加藤育央は時間をかけて一枚の絵を描く。まるで彼の脳内世界を見ているような不思議な物体の配置図や何かの感情をかたちにしているのではないかと思えるような見たこともないようなかたちを、丁寧に丁寧に描いていく。そして、いつも静かに微笑んでいる。
ちひろ chihiro
最初はかつて飼っていたといううさぎ「さくらちゃん」だけをくり返し描いていたちひろだが、他の仲間と制作する中で、徐々にいろいろな表現を行い始めた。それは土の中で長く眠っていたものが、一気に芽を出す春の息吹を見ているようだ。
みちか michika
みちかの作り出す作品世界は、実にユニークで明るく、やさしい。月並みな言い方ではあるが、作り手の人柄そのものが現れている。それが単なる明るい自動画風の絵と違うのは、彼女が乗り越えてきた別れや、自分自身と向き合う真摯な姿勢がそこに宿っているからだろう。
KASUMI
KASUMIはいつでも絵を描いている。文字通り紡ぎ出すようにして躍動感あふれる人物や生き物、愛らしい建物や乗り物をまっ白い紙の上に生み出していく、毎日、毎日。芸術家とはまさにこういう人のことを言うのだろう。
としき toshiki
としきは根っからのパフォーマーである。どこか気品の漂うとぼけたジェスチャーで予定調和的なコミュニケーションをかく乱し、時折り見せる優雅なダンスは彼と彼のまわりに集う者たちの時空をゆがめていく。つむぎだすキャラクターは時として愛らしいのか無情なのか判別できない。そうして軽々と世界を越境していく彼の姿勢は、アートが希求する多くのものを含んでいる。

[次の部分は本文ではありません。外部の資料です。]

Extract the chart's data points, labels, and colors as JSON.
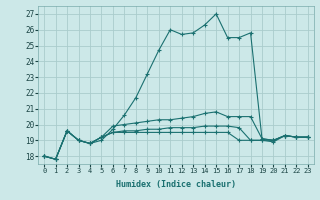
{
  "title": "",
  "xlabel": "Humidex (Indice chaleur)",
  "ylabel": "",
  "background_color": "#cce8e8",
  "grid_color": "#aacccc",
  "line_color": "#1a7070",
  "xlim": [
    -0.5,
    23.5
  ],
  "ylim": [
    17.5,
    27.5
  ],
  "xticks": [
    0,
    1,
    2,
    3,
    4,
    5,
    6,
    7,
    8,
    9,
    10,
    11,
    12,
    13,
    14,
    15,
    16,
    17,
    18,
    19,
    20,
    21,
    22,
    23
  ],
  "yticks": [
    18,
    19,
    20,
    21,
    22,
    23,
    24,
    25,
    26,
    27
  ],
  "curves": [
    [
      18.0,
      17.8,
      19.6,
      19.0,
      18.8,
      19.0,
      19.7,
      20.6,
      21.7,
      23.2,
      24.7,
      26.0,
      25.7,
      25.8,
      26.3,
      27.0,
      25.5,
      25.5,
      25.8,
      19.1,
      19.0,
      19.3,
      19.2,
      19.2
    ],
    [
      18.0,
      17.8,
      19.6,
      19.0,
      18.8,
      19.2,
      19.9,
      20.0,
      20.1,
      20.2,
      20.3,
      20.3,
      20.4,
      20.5,
      20.7,
      20.8,
      20.5,
      20.5,
      20.5,
      19.1,
      19.0,
      19.3,
      19.2,
      19.2
    ],
    [
      18.0,
      17.8,
      19.6,
      19.0,
      18.8,
      19.2,
      19.5,
      19.6,
      19.6,
      19.7,
      19.7,
      19.8,
      19.8,
      19.8,
      19.9,
      19.9,
      19.9,
      19.8,
      19.0,
      19.0,
      19.0,
      19.3,
      19.2,
      19.2
    ],
    [
      18.0,
      17.8,
      19.6,
      19.0,
      18.8,
      19.2,
      19.5,
      19.5,
      19.5,
      19.5,
      19.5,
      19.5,
      19.5,
      19.5,
      19.5,
      19.5,
      19.5,
      19.0,
      19.0,
      19.0,
      18.9,
      19.3,
      19.2,
      19.2
    ]
  ]
}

妄想エンジン全開娘 mousou engine zenkai musume
楽しいときは楽しげな色合いの、悲しいときには悲しげの色合いの動物たちが、歌い踊るさまがいつでも実際に目の前に見えるという、まさに「妄想エンジン」を搭載した彼女。生み出す作品は人気が高く、数々の公募展で受賞歴がある。
Saiko
活発でお話し好き。そして何よりディズニーが大好き。ポスカなどのペンによって描かれる彼女のディズニーキャラクター達は、どれも力強く、訴えかけてくる。オリジナルの絵でも、それは健在。緻密な記憶力に裏付けられた確かなデッサン力で不思議な世界観を表現し尽くして行く。
なおき naoki
なおきの絵の魅力はモチーフの大胆な解釈にある。彼の手をへると複雑で散漫な形状は実に印象的なキャラクターをもった対象へと解釈しなおされ、リアリティ以上のリアルさを持つにいたる。彼の眼を通して切り取られた世界をもっともっと見てみたいという欲求にかられるのは私だけだろうか。
由宇 yuu
雅楽で用いられる日本最古の楽器「笙(しょう)」の演奏家として「笙 yuu」の名前で活動する由宇。「アート・インクルージョン展」のオープニング・セレモニーでもその優美な音色を披露していた。彼が描く雅楽にまつわるさまざまな絵は、その豊富な専門知識と限りない音楽への愛を感じさせる。
しゅんすけ shunsuke
最近、彼は水を多く含ませた筆で目に見えない空気のようなものを描き続けている。それは色彩の探求とでもいうような営みで、繰り返し繰り返し、途切れることがない。それは単なるナイーブという枠におさまらない彼の内なる感性をどうにかして表現しようという試みに思える。
にゃんこ nyanko
高校時代に美術部に所属し、美術にすっかりとりつかれてしまったというにゃんこは、それ以来絵を描き続けているという。油彩をメインに描く彼のモチーフには、知的なユーモアや日常へのまなざしなど、描くことの喜びがあふれている。
ゆうき yuuki
やわらかで幻想的なモチーフとタッチが魅力のゆうきが描く舞台の多くは、夢で見た世界だという。そこで見たものは決して満足のいくように表現することはできないと言うが、描きだされたそれは十分に複雑で、美しい。もし彼が見たものをそのまま見ることができたら、どんな世界を我々は目にすることになるのだろうか。